Now, if the abutter's claim is valid, and if my seller's surveyor had followed standard practice and his survey contained no obvious mistakes, I feel I have survey protection, even if my seller's survey is found to be incorrect.

Consumers must be able to rely on a licensed surveyor's recorded Plan and title companies can not disclaim my survey saying "we only insure accurate surveys, and yours was not". Don't you agree.
Stop necroposting.

Start your own thread and we will get back to you.


(I know the answers to your questions.)
 

blackdog69

Junior Member
necroposting

Wow-never been accussed of necroposting...a new word for me!

SeniorJudge, I posted on my own LINK.

OK, what do you know.

Thanks
 

lizjimbo

Member
Boundary Dispute

If your title company accepted the survey, accurate or not, then it would be my presumption that they would have to make good on their agreement. However, there is a less painful way to mitigate all this. If your surveyor made an error perhaps he will be willing to work with you and you neighbor in resolving a boundary dispute. One way is to file a plat with the county that will relocate the boundary line that would be equitable to both of you. You and your neighbor have the force of law in deciding in concert with each other where the line should be. The line cannot cause any zoning violations, that is, causing one property area to be less than required for your zone, reduce the required street frontage required by zone, or cause any structure to violate setback regulations. I, during the course of my services as a Land Surveyor in Virginia, do what ever it takes to help the neighbors keep peace. Also, I tell them, if you want a judge to decide, litigation can be very expensive. Judges also like this stuff to be resolved outside the courtroom if possible. Normally judges are all or nothing if it goes to trial. That is to say, he will decide fully in favor of one party and fully agains the other party.
 

nextwife

Senior Member
If your title company accepted the survey, accurate or not, then it would be my presumption that they would have to make good on their agreement. However, there is a less painful way to mitigate all this. If your surveyor made an error perhaps he will be willing to work with you and you neighbor in resolving a boundary dispute. One way is to file a plat with the county that will relocate the boundary line that would be equitable to both of you. You and your neighbor have the force of law in deciding in concert with each other where the line should be. The line cannot cause any zoning violations, that is, causing one property area to be less than required for your zone, reduce the required street frontage required by zone, or cause any structure to violate setback regulations. I, during the course of my services as a Land Surveyor in Virginia, do what ever it takes to help the neighbors keep peace. Also, I tell them, if you want a judge to decide, litigation can be very expensive. Judges also like this stuff to be resolved outside the courtroom if possible. Normally judges are all or nothing if it goes to trial. That is to say, he will decide fully in favor of one party and fully agains the other party.
Please do not encourage thread hijacking!
 

blackdog69

Junior Member
I like your answer-lizjimbo

You said, if title company accepts the pre-recorded survey, then I am all set. I agree. They are currently silent on this.

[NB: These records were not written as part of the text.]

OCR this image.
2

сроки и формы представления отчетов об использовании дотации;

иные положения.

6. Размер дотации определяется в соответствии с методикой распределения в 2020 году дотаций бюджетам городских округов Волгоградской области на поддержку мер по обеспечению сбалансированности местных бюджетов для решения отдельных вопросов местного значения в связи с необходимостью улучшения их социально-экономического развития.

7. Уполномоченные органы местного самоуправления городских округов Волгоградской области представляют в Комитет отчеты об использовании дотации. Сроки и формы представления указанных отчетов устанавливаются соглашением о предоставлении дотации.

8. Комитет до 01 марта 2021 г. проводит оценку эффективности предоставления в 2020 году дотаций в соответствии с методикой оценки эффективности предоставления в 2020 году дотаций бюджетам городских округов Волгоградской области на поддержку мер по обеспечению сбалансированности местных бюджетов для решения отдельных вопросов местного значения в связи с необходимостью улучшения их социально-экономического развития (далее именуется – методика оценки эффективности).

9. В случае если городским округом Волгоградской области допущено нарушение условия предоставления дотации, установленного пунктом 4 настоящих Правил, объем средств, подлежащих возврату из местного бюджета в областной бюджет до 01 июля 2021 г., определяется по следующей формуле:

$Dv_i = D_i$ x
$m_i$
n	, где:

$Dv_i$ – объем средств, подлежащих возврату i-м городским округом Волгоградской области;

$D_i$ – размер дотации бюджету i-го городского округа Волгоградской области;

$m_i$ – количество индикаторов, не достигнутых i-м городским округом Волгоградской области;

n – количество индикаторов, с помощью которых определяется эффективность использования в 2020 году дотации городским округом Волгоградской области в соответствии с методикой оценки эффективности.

My surveyor and the abutters surveyor both feel they are each right. Also, if I loose just 2000 sq ft. as a result of a boundary line compromise, my lot is less than minimum zoning. There is 8000 sq ft at issue.

As long as I have title insurance, I feel fine.
 

lizjimbo

Member
Have an equal area adjustment done

Normally what can occur is the surveyors can decide they are both correct but they can do a plat showing a lot line adjustment as long as you don't create a conditon unacceptable to the governing juristiction. What you do is agree to to swap an equal area with your neighbor so that when the new line is drawn all encroachment issues are resolved. Going about it the title insurance route can be time consuming and confusing. If you can avoid that course, avoid it. You should try to get it resolved because you now have a cloud on the title and refinancing or selling will be more difficult.